With testing, there's a lot of room for improvement. Even though it's available here in the metropolitan areas of Seattle, which has some very large hospital systems, in some rural areas, it's not necessarily available. I was reading that in some rural areas, it can take up to a week or so to get COVID-19 test result back. That's not acceptable if you want to respond appropriately. A patient who is COVID-19-positive can have exposed many, many other individuals who then become positive. A great focus needs to be on more effective testing across the country, and then, I think, there's limited experience in terms of what it means for cancer patients who are actively undergoing cancer treatment, and specifically bone marrow transplant patients. This experience is still evolving, and there have only been a few reports that start answer some of many questions. It appears though that if you have a cancer patient who gets chemotherapy, it's not an inevitable death sentence if they contract COVID-19. I think it certainly increases the risk of mortality, but that depends also on how sick the cancer patient is overall, what type of chemotherapy the patient is getting, and what's the underlying diagnosis. For bone marrow transplant patients who get allogeneic transplants, we're still learning how big of a problem it is if the patient contracts COVID-19. Is a COVID-19 infection in these patients creating insurmountable problems or can they deal with it? It certainly increases the risk of dying from COVID-19, but it's not an inevitable death sentence. I think we’re learning, and we have learned a lot in the last few months.

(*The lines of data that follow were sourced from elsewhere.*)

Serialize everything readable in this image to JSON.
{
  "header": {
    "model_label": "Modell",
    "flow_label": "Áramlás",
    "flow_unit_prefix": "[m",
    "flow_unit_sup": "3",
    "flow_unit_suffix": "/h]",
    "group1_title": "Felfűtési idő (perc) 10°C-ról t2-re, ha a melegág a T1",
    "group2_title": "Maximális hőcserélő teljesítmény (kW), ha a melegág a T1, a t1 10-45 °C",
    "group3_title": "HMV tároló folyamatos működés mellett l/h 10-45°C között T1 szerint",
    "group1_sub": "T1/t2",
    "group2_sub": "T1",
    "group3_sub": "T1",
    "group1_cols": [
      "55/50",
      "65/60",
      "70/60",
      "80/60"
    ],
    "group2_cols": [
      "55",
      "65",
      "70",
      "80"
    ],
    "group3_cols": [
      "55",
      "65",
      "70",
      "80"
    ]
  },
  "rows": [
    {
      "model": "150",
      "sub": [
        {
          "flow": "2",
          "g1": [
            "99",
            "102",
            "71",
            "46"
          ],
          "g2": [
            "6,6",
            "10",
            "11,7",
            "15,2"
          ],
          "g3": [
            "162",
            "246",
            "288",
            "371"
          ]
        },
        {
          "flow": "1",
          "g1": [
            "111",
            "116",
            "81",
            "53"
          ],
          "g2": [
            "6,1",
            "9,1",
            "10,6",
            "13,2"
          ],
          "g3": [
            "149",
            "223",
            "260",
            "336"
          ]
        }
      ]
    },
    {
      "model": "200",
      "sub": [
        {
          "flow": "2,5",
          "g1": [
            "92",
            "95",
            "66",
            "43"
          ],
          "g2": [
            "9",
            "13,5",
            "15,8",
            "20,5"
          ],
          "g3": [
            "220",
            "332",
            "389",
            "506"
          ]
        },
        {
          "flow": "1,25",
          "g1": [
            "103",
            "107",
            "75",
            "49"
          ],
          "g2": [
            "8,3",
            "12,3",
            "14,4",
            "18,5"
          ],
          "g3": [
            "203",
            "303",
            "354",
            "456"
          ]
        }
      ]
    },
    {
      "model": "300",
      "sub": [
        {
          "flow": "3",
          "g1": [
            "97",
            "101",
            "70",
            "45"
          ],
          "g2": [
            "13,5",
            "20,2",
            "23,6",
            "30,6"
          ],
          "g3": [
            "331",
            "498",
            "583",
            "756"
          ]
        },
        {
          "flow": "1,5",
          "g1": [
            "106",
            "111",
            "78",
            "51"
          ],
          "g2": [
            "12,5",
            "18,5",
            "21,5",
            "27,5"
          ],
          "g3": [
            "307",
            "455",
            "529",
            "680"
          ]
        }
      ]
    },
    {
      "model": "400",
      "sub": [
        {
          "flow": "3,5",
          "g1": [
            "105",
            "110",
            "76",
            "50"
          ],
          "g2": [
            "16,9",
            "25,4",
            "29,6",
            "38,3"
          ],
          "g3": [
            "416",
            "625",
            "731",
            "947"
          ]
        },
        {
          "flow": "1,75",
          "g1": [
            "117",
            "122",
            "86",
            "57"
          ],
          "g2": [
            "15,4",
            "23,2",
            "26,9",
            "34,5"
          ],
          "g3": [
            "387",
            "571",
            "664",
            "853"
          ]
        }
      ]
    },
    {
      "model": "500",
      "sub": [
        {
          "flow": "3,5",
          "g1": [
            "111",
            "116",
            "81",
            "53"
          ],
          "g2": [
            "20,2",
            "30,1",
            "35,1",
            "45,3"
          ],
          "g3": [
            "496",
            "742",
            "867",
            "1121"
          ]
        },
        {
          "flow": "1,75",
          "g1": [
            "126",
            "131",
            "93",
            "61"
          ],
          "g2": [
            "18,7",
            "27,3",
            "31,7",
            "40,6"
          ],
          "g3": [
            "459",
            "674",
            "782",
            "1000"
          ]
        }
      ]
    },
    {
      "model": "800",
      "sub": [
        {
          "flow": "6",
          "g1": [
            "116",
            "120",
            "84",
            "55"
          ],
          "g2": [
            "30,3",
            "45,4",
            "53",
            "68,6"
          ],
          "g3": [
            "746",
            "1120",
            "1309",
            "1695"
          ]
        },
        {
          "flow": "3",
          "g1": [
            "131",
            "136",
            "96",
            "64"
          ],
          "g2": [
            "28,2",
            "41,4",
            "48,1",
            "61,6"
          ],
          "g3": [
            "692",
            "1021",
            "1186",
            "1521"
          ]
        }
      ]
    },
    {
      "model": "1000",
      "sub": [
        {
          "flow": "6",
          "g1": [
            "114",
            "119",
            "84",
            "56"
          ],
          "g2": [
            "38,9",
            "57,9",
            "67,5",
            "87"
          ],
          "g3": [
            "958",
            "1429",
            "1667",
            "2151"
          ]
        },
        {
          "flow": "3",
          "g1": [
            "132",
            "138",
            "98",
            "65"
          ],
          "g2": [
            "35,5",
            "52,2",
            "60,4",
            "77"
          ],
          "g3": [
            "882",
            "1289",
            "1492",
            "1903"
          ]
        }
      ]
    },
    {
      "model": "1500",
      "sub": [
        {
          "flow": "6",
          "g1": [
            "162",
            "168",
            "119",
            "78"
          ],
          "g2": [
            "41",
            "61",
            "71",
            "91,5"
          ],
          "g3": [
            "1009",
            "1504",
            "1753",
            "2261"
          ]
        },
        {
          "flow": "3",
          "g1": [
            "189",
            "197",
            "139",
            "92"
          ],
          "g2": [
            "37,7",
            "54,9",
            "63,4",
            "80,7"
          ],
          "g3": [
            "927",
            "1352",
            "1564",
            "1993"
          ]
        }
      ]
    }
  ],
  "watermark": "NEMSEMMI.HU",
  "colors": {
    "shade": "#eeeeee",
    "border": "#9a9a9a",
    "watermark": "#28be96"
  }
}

TARGETED ONCOLOGY: Do you have any key messages you would like to share?

Mielcarek: I think people should pay attention to recommendations from scientists. We're all in this together, and we have to be thoughtful in terms of how and when we treat our cancer patients during COVID-19. We want to treat those who urgently need treatment right away, but we don't want to rush into treatment. We also understand, of course, that delaying cancer treatment too much can cause significant problems that can lead to losing the opportunity to get effective treatment. Therefore, I think it's a very intricate balance between delaying and not delaying treatment in these challenging times. We have learned how to approach it, and it will help us when the next wave arrives.